Abstract

A definition of LADA has recently been issued by the Immunology of Diabetes Society [6]. However, it is unclear how a disease entity with poorly defined aetiology and heterogeneous clinical features can be so rigorously defined; we seem to have returned to definition of diabetes by age (>30 years) and therapy (no insulin requirement within 6 months of diagnosis) and a test for autoantibodies with low positive predictive value for insulin therapy requirement post-diagnosis [1]. In conclusion, there appears to be a continuum with age of both genetic and clinical factors in juvenile- and adult-onset autoimmune diabetes; there is a decreased frequency of predisposing HLA variants and diminished severity in clinical course of disease with increasing age of onset in cohorts of children (diagnosed under 25 years) and of adults (>30 years).

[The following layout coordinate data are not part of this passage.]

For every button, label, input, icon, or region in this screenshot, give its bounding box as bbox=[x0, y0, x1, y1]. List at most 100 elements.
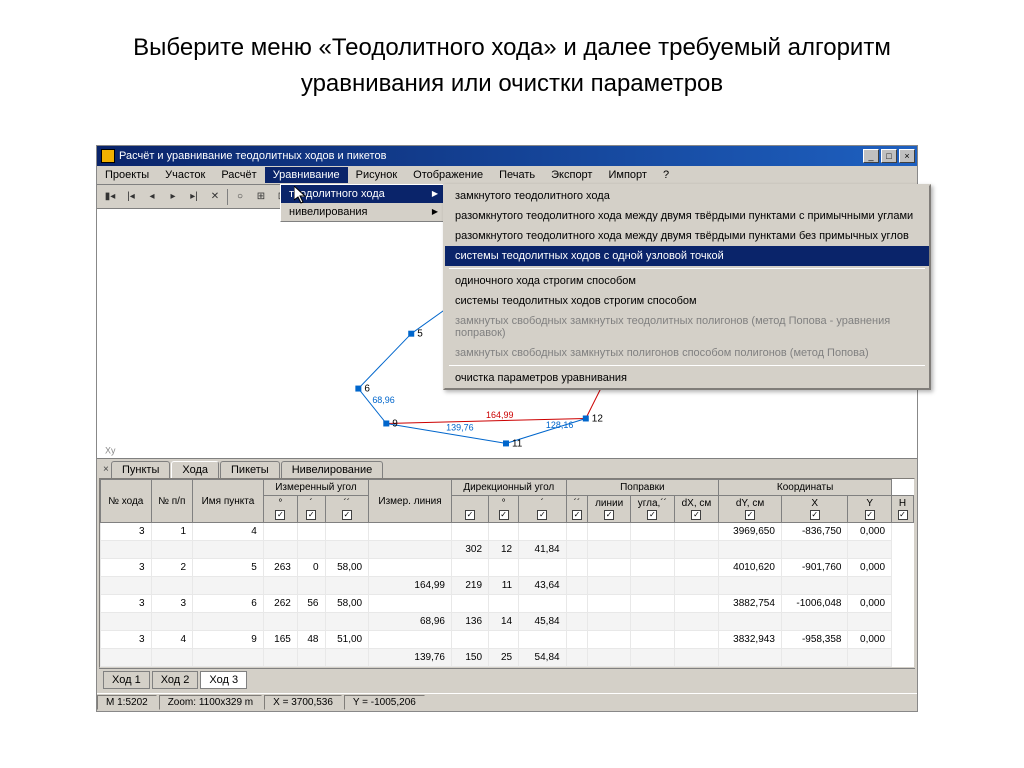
cell[interactable] bbox=[588, 631, 631, 649]
cell[interactable] bbox=[848, 577, 892, 595]
cell[interactable]: 3 bbox=[101, 631, 152, 649]
submenu-item[interactable]: разомкнутого теодолитного хода между дву… bbox=[445, 206, 929, 226]
cell[interactable] bbox=[674, 649, 718, 667]
cell[interactable] bbox=[588, 559, 631, 577]
nav-prev-page-button[interactable]: |◂ bbox=[122, 188, 140, 206]
tool-1-button[interactable]: ○ bbox=[231, 188, 249, 206]
cell[interactable]: 0,000 bbox=[848, 595, 892, 613]
cell[interactable] bbox=[193, 577, 264, 595]
cell[interactable] bbox=[452, 595, 489, 613]
cell[interactable] bbox=[489, 523, 519, 541]
cell[interactable] bbox=[566, 541, 588, 559]
cell[interactable] bbox=[519, 595, 566, 613]
cell[interactable]: 3 bbox=[101, 559, 152, 577]
table-row[interactable]: 139,761502554,84 bbox=[101, 649, 914, 667]
cell[interactable]: 12 bbox=[489, 541, 519, 559]
hod-tab[interactable]: Ход 2 bbox=[152, 671, 199, 689]
cell[interactable]: 150 bbox=[452, 649, 489, 667]
cell[interactable]: 165 bbox=[263, 631, 297, 649]
minimize-button[interactable]: _ bbox=[863, 149, 879, 163]
cell[interactable]: 219 bbox=[452, 577, 489, 595]
cell[interactable] bbox=[588, 541, 631, 559]
submenu-item[interactable]: разомкнутого теодолитного хода между дву… bbox=[445, 226, 929, 246]
cell[interactable]: 3969,650 bbox=[719, 523, 782, 541]
cell[interactable]: 262 bbox=[263, 595, 297, 613]
cell[interactable] bbox=[630, 559, 674, 577]
cell[interactable] bbox=[630, 577, 674, 595]
cell[interactable] bbox=[489, 595, 519, 613]
cell[interactable] bbox=[630, 595, 674, 613]
cell[interactable] bbox=[101, 577, 152, 595]
nav-next-button[interactable]: ▸ bbox=[164, 188, 182, 206]
cell[interactable]: 3832,943 bbox=[719, 631, 782, 649]
cell[interactable]: 58,00 bbox=[325, 595, 369, 613]
cell[interactable] bbox=[588, 649, 631, 667]
data-grid[interactable]: № хода№ п/пИмя пунктаИзмеренный уголИзме… bbox=[99, 478, 915, 668]
table-row[interactable]: 325263058,004010,620-901,7600,000 bbox=[101, 559, 914, 577]
cell[interactable]: 48 bbox=[297, 631, 325, 649]
menu-расчёт[interactable]: Расчёт bbox=[213, 167, 264, 183]
submenu-item[interactable]: одиночного хода строгим способом bbox=[445, 271, 929, 291]
cell[interactable]: 4 bbox=[193, 523, 264, 541]
cell[interactable] bbox=[674, 631, 718, 649]
cell[interactable] bbox=[566, 559, 588, 577]
cell[interactable] bbox=[848, 649, 892, 667]
cell[interactable] bbox=[848, 541, 892, 559]
cell[interactable]: 263 bbox=[263, 559, 297, 577]
nav-prev-button[interactable]: ◂ bbox=[143, 188, 161, 206]
hod-tab[interactable]: Ход 3 bbox=[200, 671, 247, 689]
menu-проекты[interactable]: Проекты bbox=[97, 167, 157, 183]
cell[interactable]: 136 bbox=[452, 613, 489, 631]
cell[interactable] bbox=[630, 631, 674, 649]
dropdown-item[interactable]: нивелирования▶ bbox=[281, 203, 444, 221]
close-button[interactable]: × bbox=[899, 149, 915, 163]
cell[interactable] bbox=[263, 523, 297, 541]
cell[interactable] bbox=[263, 541, 297, 559]
cell[interactable] bbox=[369, 541, 452, 559]
cell[interactable] bbox=[630, 523, 674, 541]
cell[interactable] bbox=[566, 595, 588, 613]
cell[interactable] bbox=[263, 577, 297, 595]
cell[interactable]: 3 bbox=[101, 595, 152, 613]
cell[interactable] bbox=[674, 595, 718, 613]
cell[interactable] bbox=[101, 613, 152, 631]
menu-печать[interactable]: Печать bbox=[491, 167, 543, 183]
cell[interactable] bbox=[151, 649, 192, 667]
cell[interactable]: 4 bbox=[151, 631, 192, 649]
dropdown-item[interactable]: теодолитного хода▶ bbox=[281, 185, 444, 203]
cell[interactable]: 43,64 bbox=[519, 577, 566, 595]
cell[interactable] bbox=[151, 541, 192, 559]
cell[interactable] bbox=[566, 613, 588, 631]
cell[interactable]: 56 bbox=[297, 595, 325, 613]
menu-?[interactable]: ? bbox=[655, 167, 677, 183]
cell[interactable] bbox=[630, 649, 674, 667]
cell[interactable] bbox=[297, 649, 325, 667]
hod-tab[interactable]: Ход 1 bbox=[103, 671, 150, 689]
cell[interactable]: 3 bbox=[151, 595, 192, 613]
nav-last-button[interactable]: ✕ bbox=[206, 188, 224, 206]
cell[interactable] bbox=[588, 577, 631, 595]
cell[interactable] bbox=[719, 613, 782, 631]
menu-рисунок[interactable]: Рисунок bbox=[348, 167, 406, 183]
cell[interactable]: 11 bbox=[489, 577, 519, 595]
cell[interactable] bbox=[452, 631, 489, 649]
cell[interactable] bbox=[519, 631, 566, 649]
cell[interactable] bbox=[452, 523, 489, 541]
cell[interactable] bbox=[297, 541, 325, 559]
cell[interactable] bbox=[566, 523, 588, 541]
cell[interactable]: 51,00 bbox=[325, 631, 369, 649]
cell[interactable]: 14 bbox=[489, 613, 519, 631]
cell[interactable]: 164,99 bbox=[369, 577, 452, 595]
cell[interactable]: -958,358 bbox=[781, 631, 848, 649]
cell[interactable] bbox=[193, 541, 264, 559]
cell[interactable] bbox=[101, 649, 152, 667]
menu-экспорт[interactable]: Экспорт bbox=[543, 167, 600, 183]
cell[interactable]: 45,84 bbox=[519, 613, 566, 631]
cell[interactable] bbox=[781, 649, 848, 667]
cell[interactable] bbox=[588, 613, 631, 631]
cell[interactable]: 54,84 bbox=[519, 649, 566, 667]
cell[interactable]: 5 bbox=[193, 559, 264, 577]
cell[interactable] bbox=[297, 577, 325, 595]
cell[interactable]: 25 bbox=[489, 649, 519, 667]
submenu-item[interactable]: очистка параметров уравнивания bbox=[445, 368, 929, 388]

We agree with the Editor that there is no scientific or clinical evidence to suggest that the overall aetiology of LADA is different from that of childhood-onset autoimmune diabetes. The qualitative differences in clinical features at onset are likely to result from a combination of varying genetic susceptibility and its interaction with the environment. Opinions differ regarding treatment of adult-onset patients, but the UKPDS LADA study shows that the actual therapy received by patients with autoimmune diabetes did not significantly affect the clinical course of the disease. Defining differences on the basis of age of onset is likely to hinder rather than help understanding of autoimmune diabetes so that interventions can be appropriately devised for children and adults alike.